MSEDCL to consumers: Avoid immersion rods

Pune: The MSEDCL officials said it could be possible that the woman had forgotten to switch off the supply and remove the plug.

Written by Manoj Dattatreya More | Pune | Published: July 25, 2016 9:24:44 am

IN THE wake of deaths of three members of a family who were electrocuted at their residence in Laxmipuram on Dehu Road, the Maharashtra State Electricity Distribution Company Limited officials have warned consumers that such equipment should be avoided as they are highly risky. Twenty eight-year-old Manipardi Selvan reportedly got electrocuted on Saturday when she tried to check whether the water in the bucket had heated adequately by putting her hand in while the rod was still inside the bucket and the power was on. Her body lay just outside the bathroom. Her, nine-month-old son, Saruwin, crawled and touched the water on the floor and got electrocuted too. The woman had shut the house from inside.
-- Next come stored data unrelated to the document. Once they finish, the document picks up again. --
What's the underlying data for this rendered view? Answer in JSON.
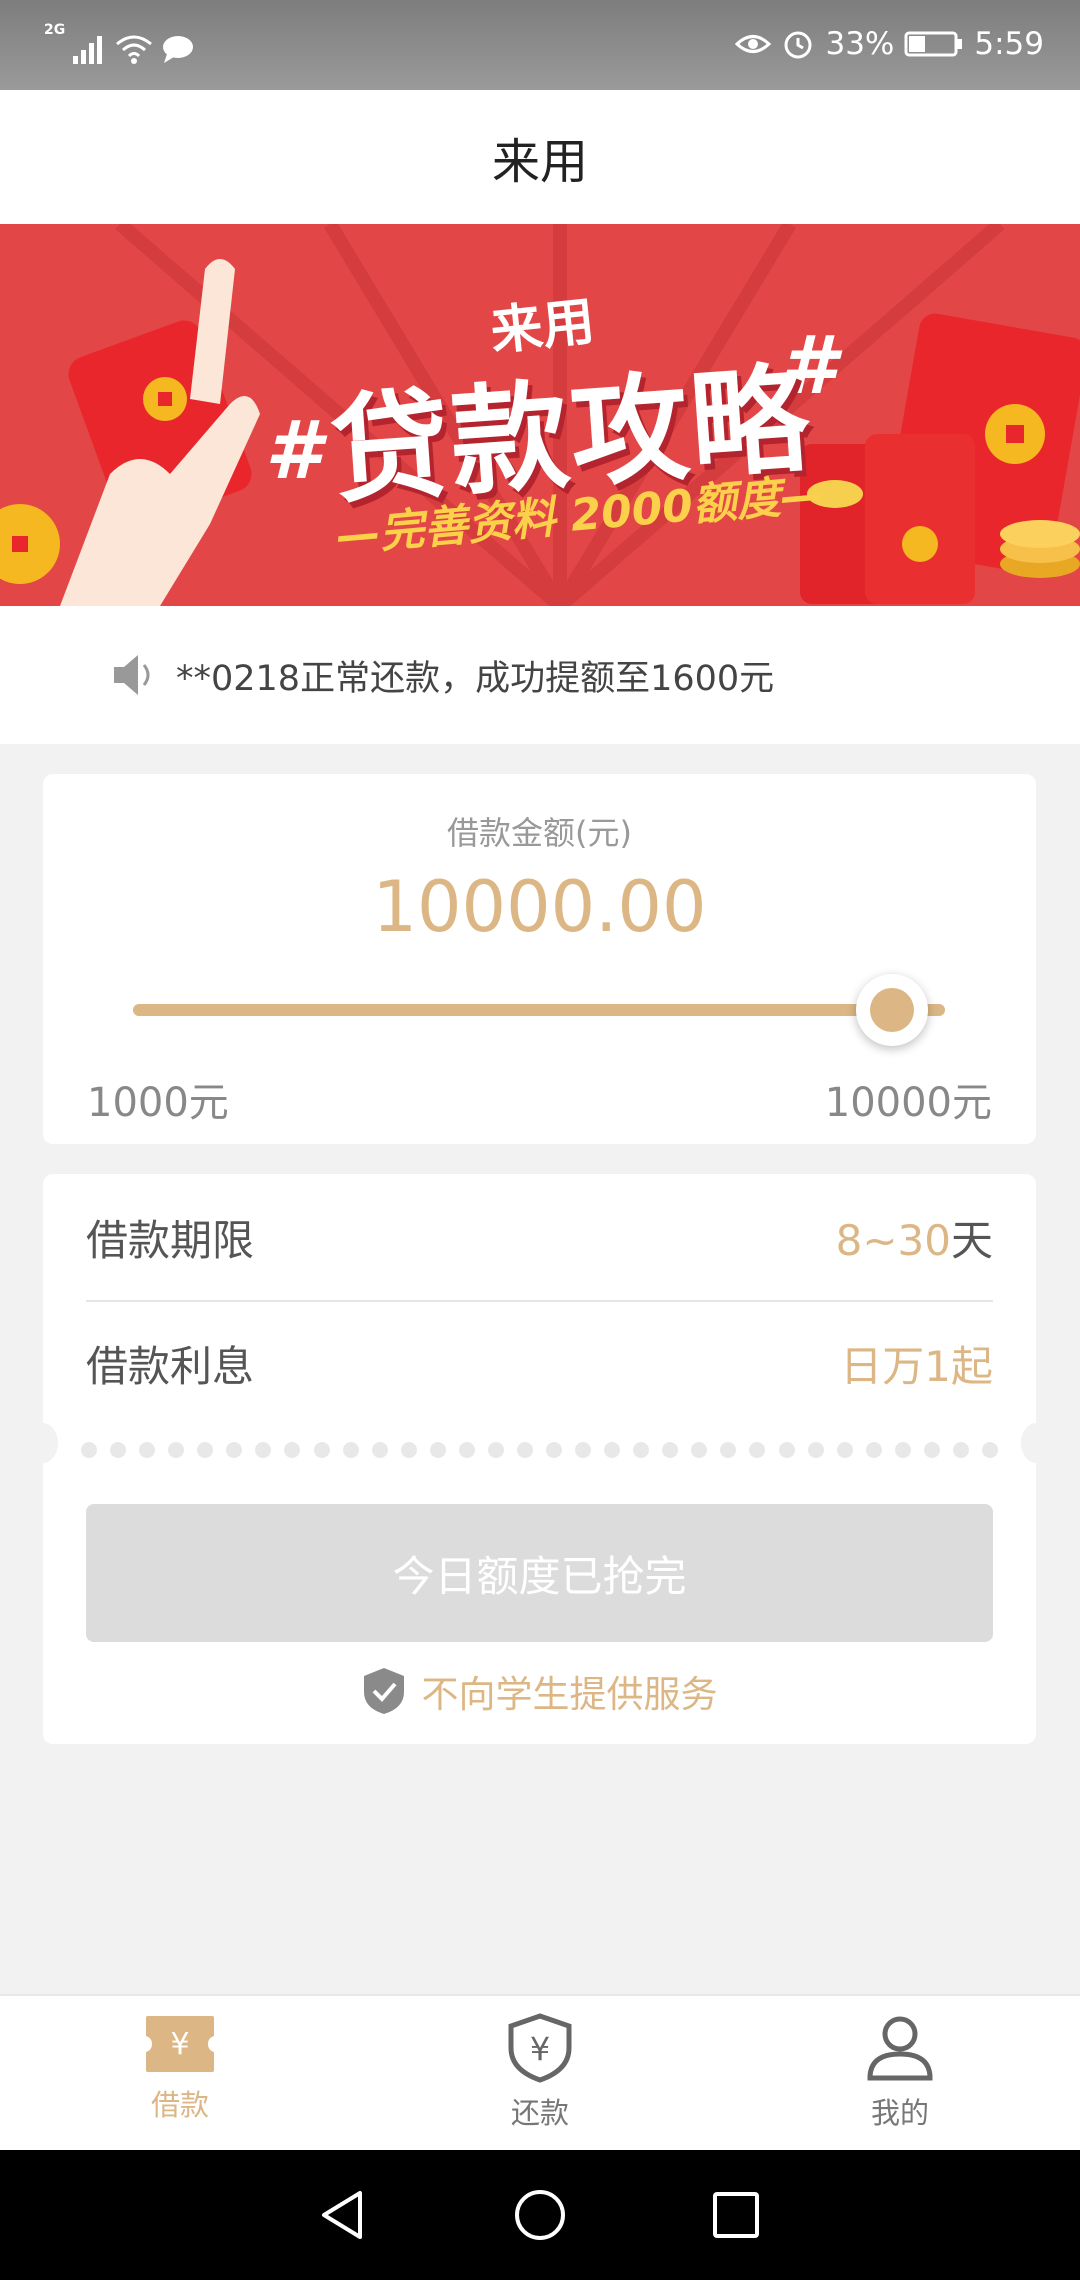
{
  "status_bar": {
    "network": "2G",
    "battery": "33%",
    "time": "5:59"
  },
  "header": {
    "title": "来用"
  },
  "banner": {
    "brand": "来用",
    "title": "贷款攻略",
    "hash_left": "#",
    "hash_right": "#",
    "subtitle": "—完善资料 2000额度—"
  },
  "notice": {
    "text": "**0218正常还款，成功提额至1600元"
  },
  "loan": {
    "amount_label": "借款金额(元)",
    "amount_value": "10000.00",
    "slider_level": 1.0,
    "min_label": "1000元",
    "max_label": "10000元"
  },
  "terms": {
    "period_label": "借款期限",
    "period_value": "8~30",
    "period_unit": "天",
    "interest_label": "借款利息",
    "interest_value": "日万1起"
  },
  "apply_button": {
    "label": "今日额度已抢完"
  },
  "student_note": {
    "text": "不向学生提供服务"
  },
  "tabs": [
    {
      "label": "借款",
      "icon": "loan-ticket-icon",
      "active": true
    },
    {
      "label": "还款",
      "icon": "repay-shield-icon",
      "active": false
    },
    {
      "label": "我的",
      "icon": "user-icon",
      "active": false
    }
  ],
  "colors": {
    "accent": "#dcb785",
    "banner_red": "#e34646",
    "disabled_button": "#dcdcdc"
  }
}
Vellapandi Selvan, her husband, rushed to his house when his niece told him that nobody was responding despite repeated knocks on the door. When Vellapandi arrived, he could not open the door. After he managed to open it, he found his wife outside the bathroom. As he tried to lift her, he too got an electric shock and died.

The MSEDCL officials said immersion rods have an insulated coil for heating purposes. When a current goes through the resistor, it passes through the coil and gradually, raises the temperature of water. A shopkeeper in Dehu Road said the immersion rods are immensely popular among Puneites. His shop has sold over 200 rods in past six months. According to him, the instructions are mentioned on the package but consumers don’t pay any heed.

The MSEDCL officials said it could be possible that the woman had forgotten to switch off the supply and remove the plug. “We are still investigating the matter and would submit a report in a day or two,” an official said. MSEDCL officials said consumers generally do not follow instructions given on the package. “Immersion rods are most dangerous as the coil is let out in the water through which the current passes. The water geysers are the safest options,” said an official. Activist Srijit Rameshan said, “The immersion rods are popular because they are available cheaply whereas geysers are costly.”